Ph.D. Dissertation Defense by Xiaojin Wei
Friday, November 12, 2004
(Dr. Yogendra Joshi, Chair)
"Stacked Microchannel Heat Sinks for Liquid Cooling of Microelectronics Devices"
A stacked microchannel heat sink was developed to provide efficient cooling
at a relatively low pressure drop while maintaining chip temperature uniformity.
Microfabrication techniques were employed to fabricate the stacked microchannel
structure, experiments were conducted to study its thermal performance. A
total thermal resistance of less than 0.1 K/W was demonstrated for both counter
flow and parallel flow configurations.

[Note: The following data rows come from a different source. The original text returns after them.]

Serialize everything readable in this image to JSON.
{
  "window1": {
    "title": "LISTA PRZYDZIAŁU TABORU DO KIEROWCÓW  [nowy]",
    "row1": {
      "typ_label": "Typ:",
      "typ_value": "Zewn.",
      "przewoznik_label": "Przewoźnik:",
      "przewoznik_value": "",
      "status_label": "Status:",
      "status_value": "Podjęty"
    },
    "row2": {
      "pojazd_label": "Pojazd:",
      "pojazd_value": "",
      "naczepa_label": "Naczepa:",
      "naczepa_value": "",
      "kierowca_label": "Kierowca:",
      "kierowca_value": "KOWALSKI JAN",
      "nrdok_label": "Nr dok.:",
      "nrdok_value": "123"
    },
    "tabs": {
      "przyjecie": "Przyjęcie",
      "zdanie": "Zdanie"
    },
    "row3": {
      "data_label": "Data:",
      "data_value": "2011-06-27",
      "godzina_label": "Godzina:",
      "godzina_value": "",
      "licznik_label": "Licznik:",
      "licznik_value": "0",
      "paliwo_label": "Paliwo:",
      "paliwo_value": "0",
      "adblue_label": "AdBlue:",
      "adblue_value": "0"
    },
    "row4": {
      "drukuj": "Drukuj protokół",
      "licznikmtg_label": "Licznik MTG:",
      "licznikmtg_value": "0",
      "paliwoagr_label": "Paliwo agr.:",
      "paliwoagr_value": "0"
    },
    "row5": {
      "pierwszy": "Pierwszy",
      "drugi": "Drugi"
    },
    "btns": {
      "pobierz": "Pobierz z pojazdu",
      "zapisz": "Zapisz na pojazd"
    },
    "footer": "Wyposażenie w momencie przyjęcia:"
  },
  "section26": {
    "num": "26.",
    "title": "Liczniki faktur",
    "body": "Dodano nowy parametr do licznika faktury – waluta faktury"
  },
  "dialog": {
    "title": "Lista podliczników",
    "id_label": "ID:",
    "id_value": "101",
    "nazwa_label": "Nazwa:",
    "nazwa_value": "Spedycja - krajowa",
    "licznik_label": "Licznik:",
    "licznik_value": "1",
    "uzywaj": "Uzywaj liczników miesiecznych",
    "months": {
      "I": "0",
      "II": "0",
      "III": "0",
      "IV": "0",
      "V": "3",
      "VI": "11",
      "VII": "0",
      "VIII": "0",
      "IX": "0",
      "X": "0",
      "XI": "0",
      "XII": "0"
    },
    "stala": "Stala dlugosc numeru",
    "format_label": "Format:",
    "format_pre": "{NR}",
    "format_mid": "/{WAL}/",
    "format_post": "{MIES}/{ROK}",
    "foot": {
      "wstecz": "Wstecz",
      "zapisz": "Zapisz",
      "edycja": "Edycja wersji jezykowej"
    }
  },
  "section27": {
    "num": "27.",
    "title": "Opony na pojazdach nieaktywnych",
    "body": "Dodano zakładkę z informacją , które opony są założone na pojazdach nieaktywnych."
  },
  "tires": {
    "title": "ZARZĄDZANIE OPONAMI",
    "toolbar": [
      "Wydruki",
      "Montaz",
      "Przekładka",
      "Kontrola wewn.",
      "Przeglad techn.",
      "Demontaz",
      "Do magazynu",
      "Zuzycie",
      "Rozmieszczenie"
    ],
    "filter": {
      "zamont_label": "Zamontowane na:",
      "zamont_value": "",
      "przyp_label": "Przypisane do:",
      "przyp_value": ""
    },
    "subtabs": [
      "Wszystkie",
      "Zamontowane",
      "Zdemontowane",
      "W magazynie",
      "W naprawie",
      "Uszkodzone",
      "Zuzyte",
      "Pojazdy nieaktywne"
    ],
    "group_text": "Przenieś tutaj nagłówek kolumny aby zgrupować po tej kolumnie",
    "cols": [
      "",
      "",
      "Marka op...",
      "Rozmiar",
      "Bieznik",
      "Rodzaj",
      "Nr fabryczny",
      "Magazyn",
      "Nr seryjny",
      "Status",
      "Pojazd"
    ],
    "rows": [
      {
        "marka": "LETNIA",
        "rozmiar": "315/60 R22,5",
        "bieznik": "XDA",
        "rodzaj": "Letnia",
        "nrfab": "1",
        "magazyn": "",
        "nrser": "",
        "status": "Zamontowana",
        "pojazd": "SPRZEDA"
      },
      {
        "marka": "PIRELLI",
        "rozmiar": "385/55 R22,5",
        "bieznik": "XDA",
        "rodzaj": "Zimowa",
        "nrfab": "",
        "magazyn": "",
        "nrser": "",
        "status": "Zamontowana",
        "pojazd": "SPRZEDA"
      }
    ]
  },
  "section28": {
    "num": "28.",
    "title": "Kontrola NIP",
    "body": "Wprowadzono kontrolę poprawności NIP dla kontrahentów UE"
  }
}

The effects of flow direction and
interlayer flow rate ratio were investigated. It was found for the low flow
rate range that the parallel flow arrangement results in a better overall
thermal performance than counter flow arrangement; whereas, for the large
flow rate range, the total thermal resistances for both the counter flow
and parallel flow configurations are indistinguishable. On the other hand,
the counter flow arrangement provides better temperature uniformity for the
entire flow rate range tested. The effects of localized heating on the overall
thermal performance were examined by selectively applying electrical power
to the heaters. Numerical simulations were conducted to study the conjugate
heat transfer inside the stacked microchannels. Negative heat flux conditions
were found near the outlets of the microchannels for the counter flow arrangement.
This is particularly evident for small flow rates. The numerical results
clearly explain why the total thermal resistance for counter flow arrangement
is larger than that for the parallel flow at low flow rates.
In addition, laminar flow inside the microchannels were characterized using Micro-PIV techniques. Microchannels of different width were fabricated in silicon, the smallest channel measuring 34 µm in width. Measurements were conducted at various channel depths. Measured velocity profiles at these depths were found to be in reasonable agreement with laminar flow theory. An interesting result from Micro-PIV measurement is that the maximum velocity is not located at the midplane of the channel depth but shifted significantly towards the top of the microchannels. This is due to the slight sidewall slope, a common issue faced with DRIE etching. Numerical simulations were conducted to investigate the effects of the sidewall slope on the flow and heat transfer. The results show that the effect of large sidewall slope on heat transfer are significant; whereas the effect on pressure drop is not as pronounced.